Thursday, September 4, 2008

Technobiography

I was moved away from my extended family in New York when I was 6 weeks in order to allow my father getting a higher position with his high tech company called Symbol. We were relocated to California where my father worked for symbol helping to create and improve the scanners that are connected to computers at most retail stores, and allow a price to come up just by looking at the bar code.

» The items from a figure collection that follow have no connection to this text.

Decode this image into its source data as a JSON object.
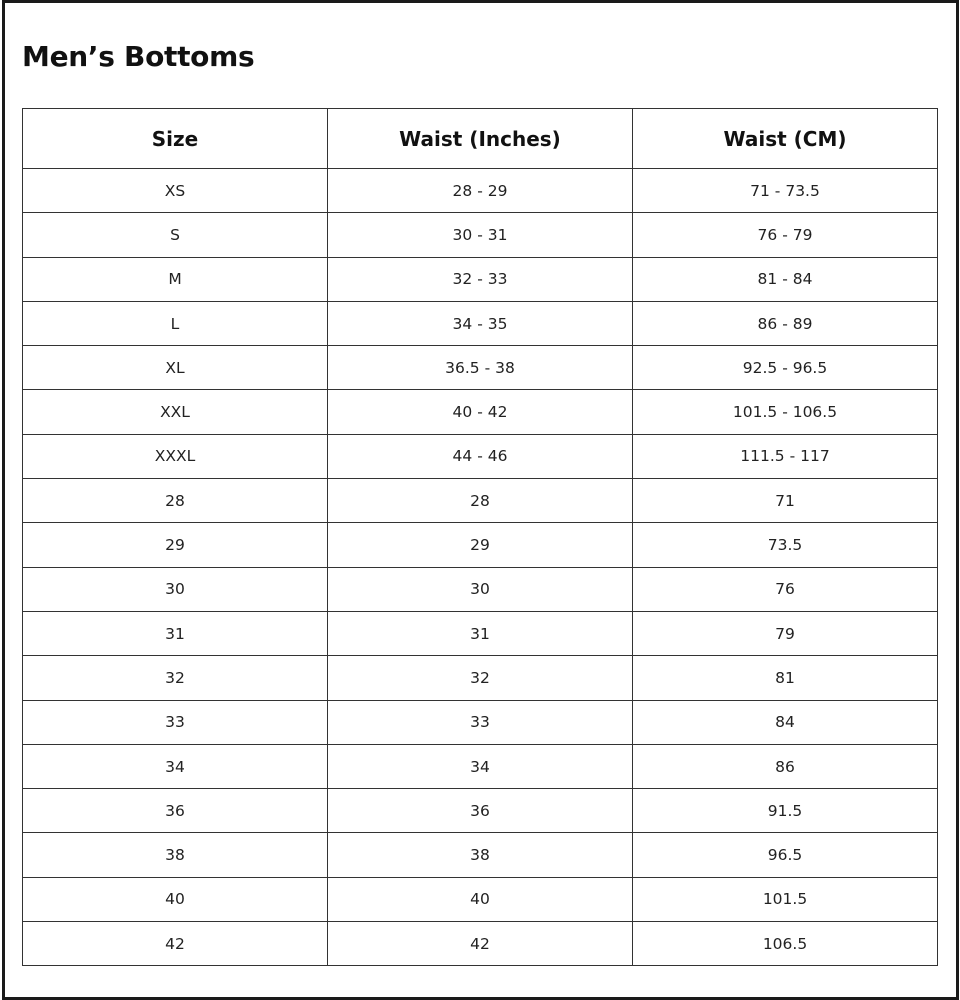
{
  "title": "Men’s Bottoms",
  "columns": [
    "Size",
    "Waist (Inches)",
    "Waist (CM)"
  ],
  "rows": [
    [
      "XS",
      "28 - 29",
      "71 - 73.5"
    ],
    [
      "S",
      "30 - 31",
      "76 - 79"
    ],
    [
      "M",
      "32 - 33",
      "81 - 84"
    ],
    [
      "L",
      "34 - 35",
      "86 - 89"
    ],
    [
      "XL",
      "36.5 - 38",
      "92.5 - 96.5"
    ],
    [
      "XXL",
      "40 - 42",
      "101.5 - 106.5"
    ],
    [
      "XXXL",
      "44 - 46",
      "111.5 - 117"
    ],
    [
      "28",
      "28",
      "71"
    ],
    [
      "29",
      "29",
      "73.5"
    ],
    [
      "30",
      "30",
      "76"
    ],
    [
      "31",
      "31",
      "79"
    ],
    [
      "32",
      "32",
      "81"
    ],
    [
      "33",
      "33",
      "84"
    ],
    [
      "34",
      "34",
      "86"
    ],
    [
      "36",
      "36",
      "91.5"
    ],
    [
      "38",
      "38",
      "96.5"
    ],
    [
      "40",
      "40",
      "101.5"
    ],
    [
      "42",
      "42",
      "106.5"
    ]
  ]
}
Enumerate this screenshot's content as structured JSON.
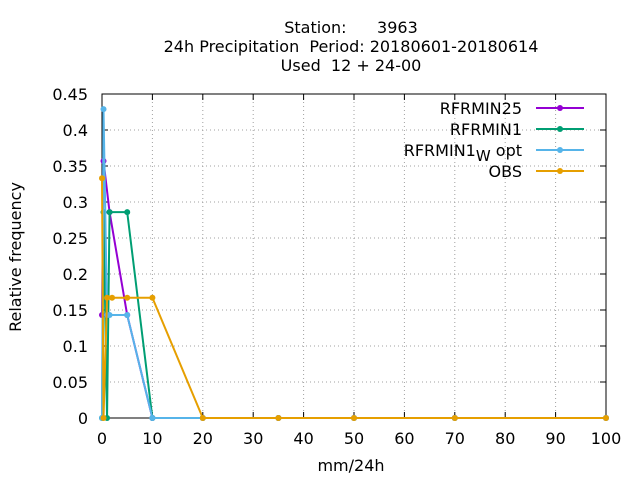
{
  "chart_data": {
    "type": "line",
    "title_lines": [
      "Station:      3963",
      "24h Precipitation  Period: 20180601-20180614",
      "Used  12 + 24-00"
    ],
    "xlabel": "mm/24h",
    "ylabel": "Relative frequency",
    "xlim": [
      0,
      100
    ],
    "ylim": [
      0,
      0.45
    ],
    "xticks": [
      0,
      10,
      20,
      30,
      40,
      50,
      60,
      70,
      80,
      90,
      100
    ],
    "yticks": [
      0,
      0.05,
      0.1,
      0.15,
      0.2,
      0.25,
      0.3,
      0.35,
      0.4,
      0.45
    ],
    "ytick_labels": [
      "0",
      "0.05",
      "0.1",
      "0.15",
      "0.2",
      "0.25",
      "0.3",
      "0.35",
      "0.4",
      "0.45"
    ],
    "grid": true,
    "legend_position": "top-right",
    "series": [
      {
        "name": "RFRMIN25",
        "color": "#9400d3",
        "points": [
          [
            0,
            0.143
          ],
          [
            0.3,
            0.357
          ],
          [
            1.5,
            0.286
          ],
          [
            5,
            0.143
          ],
          [
            10,
            0
          ],
          [
            20,
            0
          ],
          [
            35,
            0
          ],
          [
            50,
            0
          ],
          [
            70,
            0
          ],
          [
            100,
            0
          ]
        ]
      },
      {
        "name": "RFRMIN1",
        "color": "#009e73",
        "points": [
          [
            0,
            0
          ],
          [
            0.3,
            0.286
          ],
          [
            1,
            0
          ],
          [
            1.5,
            0.286
          ],
          [
            5,
            0.286
          ],
          [
            10,
            0
          ],
          [
            20,
            0
          ],
          [
            35,
            0
          ],
          [
            50,
            0
          ],
          [
            70,
            0
          ],
          [
            100,
            0
          ]
        ]
      },
      {
        "name": "RFRMIN1_W opt",
        "label_main": "RFRMIN1",
        "label_sub": "W",
        "label_tail": "opt",
        "color": "#56b4e9",
        "points": [
          [
            0,
            0
          ],
          [
            0.3,
            0.429
          ],
          [
            1,
            0.143
          ],
          [
            1.5,
            0.143
          ],
          [
            5,
            0.143
          ],
          [
            10,
            0
          ],
          [
            20,
            0
          ],
          [
            35,
            0
          ],
          [
            50,
            0
          ],
          [
            70,
            0
          ],
          [
            100,
            0
          ]
        ]
      },
      {
        "name": "OBS",
        "color": "#e69f00",
        "points": [
          [
            0,
            0.333
          ],
          [
            0.3,
            0
          ],
          [
            1,
            0.167
          ],
          [
            2,
            0.167
          ],
          [
            5,
            0.167
          ],
          [
            10,
            0.167
          ],
          [
            20,
            0
          ],
          [
            35,
            0
          ],
          [
            50,
            0
          ],
          [
            70,
            0
          ],
          [
            100,
            0
          ]
        ]
      }
    ]
  }
}
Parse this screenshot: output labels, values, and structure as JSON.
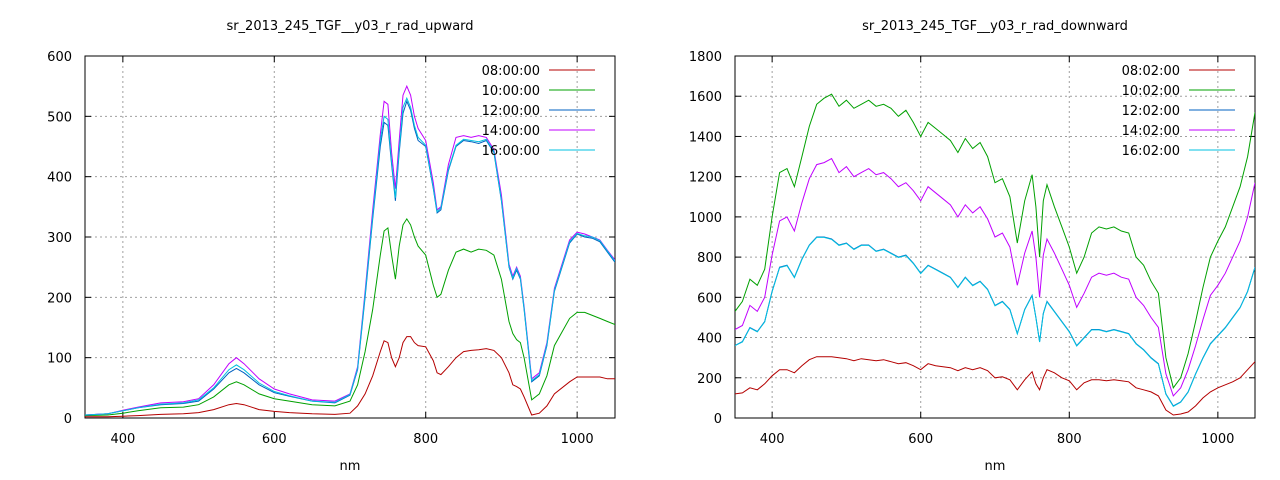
{
  "chart_data": [
    {
      "type": "line",
      "title": "sr_2013_245_TGF__y03_r_rad_upward",
      "xlabel": "nm",
      "ylabel": "",
      "xlim": [
        350,
        1050
      ],
      "ylim": [
        0,
        600
      ],
      "xticks": [
        400,
        600,
        800,
        1000
      ],
      "yticks": [
        0,
        100,
        200,
        300,
        400,
        500,
        600
      ],
      "grid": true,
      "legend_position": "top-right",
      "x": [
        350,
        380,
        400,
        420,
        450,
        480,
        500,
        520,
        540,
        550,
        560,
        580,
        600,
        620,
        650,
        680,
        700,
        710,
        720,
        730,
        740,
        745,
        750,
        755,
        760,
        765,
        770,
        775,
        780,
        785,
        790,
        800,
        810,
        815,
        820,
        830,
        840,
        850,
        860,
        870,
        880,
        890,
        900,
        910,
        915,
        920,
        925,
        930,
        940,
        950,
        960,
        970,
        990,
        1000,
        1010,
        1020,
        1030,
        1040,
        1050
      ],
      "series": [
        {
          "name": "08:00:00",
          "color": "#b40000",
          "values": [
            2,
            2,
            3,
            4,
            6,
            7,
            9,
            14,
            22,
            24,
            22,
            14,
            11,
            9,
            7,
            6,
            8,
            20,
            40,
            70,
            110,
            128,
            125,
            100,
            85,
            100,
            125,
            135,
            135,
            125,
            120,
            118,
            95,
            75,
            72,
            85,
            100,
            110,
            112,
            113,
            115,
            112,
            100,
            75,
            55,
            52,
            48,
            35,
            5,
            8,
            20,
            40,
            60,
            68,
            68,
            68,
            68,
            65,
            65
          ]
        },
        {
          "name": "10:00:00",
          "color": "#00a000",
          "values": [
            4,
            5,
            8,
            12,
            17,
            18,
            22,
            35,
            55,
            60,
            55,
            40,
            32,
            28,
            22,
            20,
            28,
            55,
            110,
            180,
            270,
            310,
            315,
            270,
            230,
            285,
            320,
            330,
            320,
            300,
            285,
            270,
            220,
            200,
            205,
            245,
            275,
            280,
            275,
            280,
            278,
            270,
            230,
            160,
            140,
            130,
            125,
            100,
            30,
            40,
            70,
            120,
            165,
            175,
            175,
            170,
            165,
            160,
            155
          ]
        },
        {
          "name": "12:00:00",
          "color": "#0060c0",
          "values": [
            5,
            7,
            12,
            17,
            22,
            24,
            28,
            48,
            75,
            82,
            75,
            55,
            42,
            36,
            28,
            25,
            38,
            80,
            200,
            330,
            450,
            490,
            485,
            420,
            360,
            440,
            505,
            525,
            510,
            480,
            460,
            450,
            380,
            340,
            345,
            410,
            450,
            460,
            458,
            455,
            460,
            440,
            360,
            250,
            230,
            245,
            230,
            180,
            60,
            70,
            120,
            210,
            290,
            305,
            300,
            298,
            292,
            275,
            258
          ]
        },
        {
          "name": "14:00:00",
          "color": "#c000ff",
          "values": [
            5,
            7,
            13,
            18,
            25,
            27,
            32,
            55,
            90,
            100,
            90,
            65,
            48,
            40,
            30,
            28,
            40,
            85,
            210,
            345,
            470,
            525,
            520,
            440,
            380,
            460,
            535,
            550,
            535,
            500,
            480,
            460,
            390,
            345,
            350,
            420,
            465,
            468,
            465,
            468,
            465,
            445,
            370,
            255,
            235,
            250,
            235,
            185,
            65,
            75,
            125,
            215,
            295,
            308,
            305,
            300,
            295,
            278,
            262
          ]
        },
        {
          "name": "16:00:00",
          "color": "#00c0e0",
          "values": [
            5,
            7,
            12,
            17,
            23,
            25,
            30,
            50,
            80,
            88,
            80,
            58,
            44,
            37,
            28,
            26,
            39,
            82,
            205,
            335,
            460,
            500,
            495,
            425,
            365,
            445,
            515,
            530,
            515,
            485,
            465,
            452,
            382,
            342,
            348,
            412,
            452,
            462,
            460,
            458,
            462,
            442,
            362,
            252,
            232,
            248,
            232,
            182,
            62,
            72,
            122,
            212,
            292,
            306,
            302,
            300,
            294,
            277,
            260
          ]
        }
      ]
    },
    {
      "type": "line",
      "title": "sr_2013_245_TGF__y03_r_rad_downward",
      "xlabel": "nm",
      "ylabel": "",
      "xlim": [
        350,
        1050
      ],
      "ylim": [
        0,
        1800
      ],
      "xticks": [
        400,
        600,
        800,
        1000
      ],
      "yticks": [
        0,
        200,
        400,
        600,
        800,
        1000,
        1200,
        1400,
        1600,
        1800
      ],
      "grid": true,
      "legend_position": "top-right",
      "x": [
        350,
        360,
        370,
        380,
        390,
        400,
        410,
        420,
        430,
        440,
        450,
        460,
        470,
        480,
        490,
        500,
        510,
        520,
        530,
        540,
        550,
        560,
        570,
        580,
        590,
        600,
        610,
        620,
        630,
        640,
        650,
        660,
        670,
        680,
        690,
        700,
        710,
        720,
        730,
        740,
        750,
        755,
        760,
        765,
        770,
        780,
        790,
        800,
        810,
        820,
        830,
        840,
        850,
        860,
        870,
        880,
        890,
        900,
        910,
        920,
        930,
        940,
        950,
        960,
        970,
        980,
        990,
        1000,
        1010,
        1020,
        1030,
        1040,
        1050
      ],
      "series": [
        {
          "name": "08:02:00",
          "color": "#b40000",
          "values": [
            120,
            125,
            150,
            140,
            170,
            210,
            240,
            240,
            225,
            260,
            290,
            305,
            305,
            305,
            300,
            295,
            285,
            295,
            290,
            285,
            290,
            280,
            270,
            275,
            260,
            240,
            270,
            260,
            255,
            250,
            235,
            250,
            240,
            250,
            235,
            200,
            205,
            190,
            140,
            190,
            230,
            170,
            140,
            200,
            240,
            225,
            200,
            185,
            140,
            175,
            190,
            190,
            185,
            190,
            185,
            180,
            150,
            140,
            130,
            110,
            40,
            15,
            20,
            30,
            60,
            100,
            130,
            150,
            165,
            180,
            200,
            240,
            280
          ]
        },
        {
          "name": "10:02:00",
          "color": "#00a000",
          "values": [
            530,
            580,
            690,
            660,
            740,
            1000,
            1220,
            1240,
            1150,
            1300,
            1450,
            1560,
            1590,
            1610,
            1550,
            1580,
            1540,
            1560,
            1580,
            1550,
            1560,
            1540,
            1500,
            1530,
            1470,
            1400,
            1470,
            1440,
            1410,
            1380,
            1320,
            1390,
            1340,
            1370,
            1300,
            1170,
            1190,
            1100,
            870,
            1080,
            1210,
            1050,
            800,
            1080,
            1160,
            1050,
            950,
            850,
            720,
            800,
            920,
            950,
            940,
            950,
            930,
            920,
            800,
            760,
            680,
            620,
            300,
            150,
            200,
            320,
            480,
            650,
            800,
            880,
            950,
            1050,
            1150,
            1300,
            1520
          ]
        },
        {
          "name": "12:02:00",
          "color": "#0060c0",
          "values": [
            360,
            380,
            450,
            430,
            480,
            630,
            750,
            760,
            700,
            790,
            860,
            900,
            900,
            890,
            860,
            870,
            840,
            860,
            860,
            830,
            840,
            820,
            800,
            810,
            770,
            720,
            760,
            740,
            720,
            700,
            650,
            700,
            660,
            680,
            640,
            560,
            580,
            540,
            420,
            540,
            610,
            500,
            380,
            520,
            580,
            530,
            480,
            430,
            360,
            400,
            440,
            440,
            430,
            440,
            430,
            420,
            370,
            340,
            300,
            270,
            120,
            60,
            80,
            130,
            220,
            300,
            370,
            410,
            450,
            500,
            550,
            630,
            750
          ]
        },
        {
          "name": "14:02:00",
          "color": "#c000ff",
          "values": [
            440,
            460,
            560,
            530,
            600,
            810,
            980,
            1000,
            930,
            1070,
            1190,
            1260,
            1270,
            1290,
            1220,
            1250,
            1200,
            1220,
            1240,
            1210,
            1220,
            1190,
            1150,
            1170,
            1130,
            1080,
            1150,
            1120,
            1090,
            1060,
            1000,
            1060,
            1020,
            1050,
            990,
            900,
            920,
            850,
            660,
            820,
            930,
            800,
            600,
            810,
            890,
            820,
            740,
            660,
            550,
            620,
            700,
            720,
            710,
            720,
            700,
            690,
            600,
            560,
            500,
            450,
            220,
            110,
            150,
            240,
            360,
            490,
            610,
            660,
            720,
            800,
            880,
            1000,
            1170
          ]
        },
        {
          "name": "16:02:00",
          "color": "#00c0e0",
          "values": [
            360,
            378,
            448,
            428,
            478,
            628,
            748,
            758,
            698,
            788,
            858,
            898,
            898,
            888,
            858,
            868,
            838,
            858,
            858,
            828,
            838,
            818,
            798,
            808,
            768,
            718,
            758,
            738,
            718,
            698,
            648,
            698,
            658,
            678,
            638,
            558,
            578,
            538,
            418,
            538,
            608,
            498,
            378,
            518,
            578,
            528,
            478,
            428,
            358,
            398,
            438,
            438,
            428,
            438,
            428,
            418,
            368,
            338,
            298,
            268,
            118,
            58,
            78,
            128,
            218,
            298,
            368,
            408,
            448,
            498,
            548,
            628,
            748
          ]
        }
      ]
    }
  ]
}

As you can guess because my father was helping to create some up and coming technology we also had the up and coming technology so by the time I way about 5 years old we had a computer in my house and I was addicted to the "Put-Put" game with the little car that travels around. My dad has always been about building his own computers so he can update them as new additions to computers came out, so growing up I always had the special computer that ran faster and had more capabilities then my friends. Even by the age of 7 I knew how to use a computer and had to help my mother manage to use it for work. By the time I had reached 3rd grade we were using computers in the class room on a daily basis and would go to a computer lab to practice our typing every afternoon as part of our curriculum. I can't even remember not having a computer in my home or my school.
Like every other kid that I grew up with we all got cell phones before we went to high school and lab tops for college. This was the standard where I grew up. It wasn't until I lived in Hawaii for a year that I learned to really appreciate the technology I had. When people say that Hilo, Hawaii is 10 years behind in technology they really aren't joking with you. Our dorm rooms had dial-up internet and absolutely no tv from either cable or from the rabbit ear's antenna's. and all of our receipts for everything at school were hand written on carbon copy paper. For just about everything we needed to do in Hilo required going to an office, and dealing with people. Everything was a long process in Hawaii and anything that you needed to get done as far as paperwork was like going to the DMV with broken down printers. I do appreciate what I got from living in Hawaii however because just 2 years ago I had an experience with a low amount of technology and it only makes me appriciate it all the more now that I am back on the mainland and I don't take even a simple reciept for granted or even being able to purchase a permit online.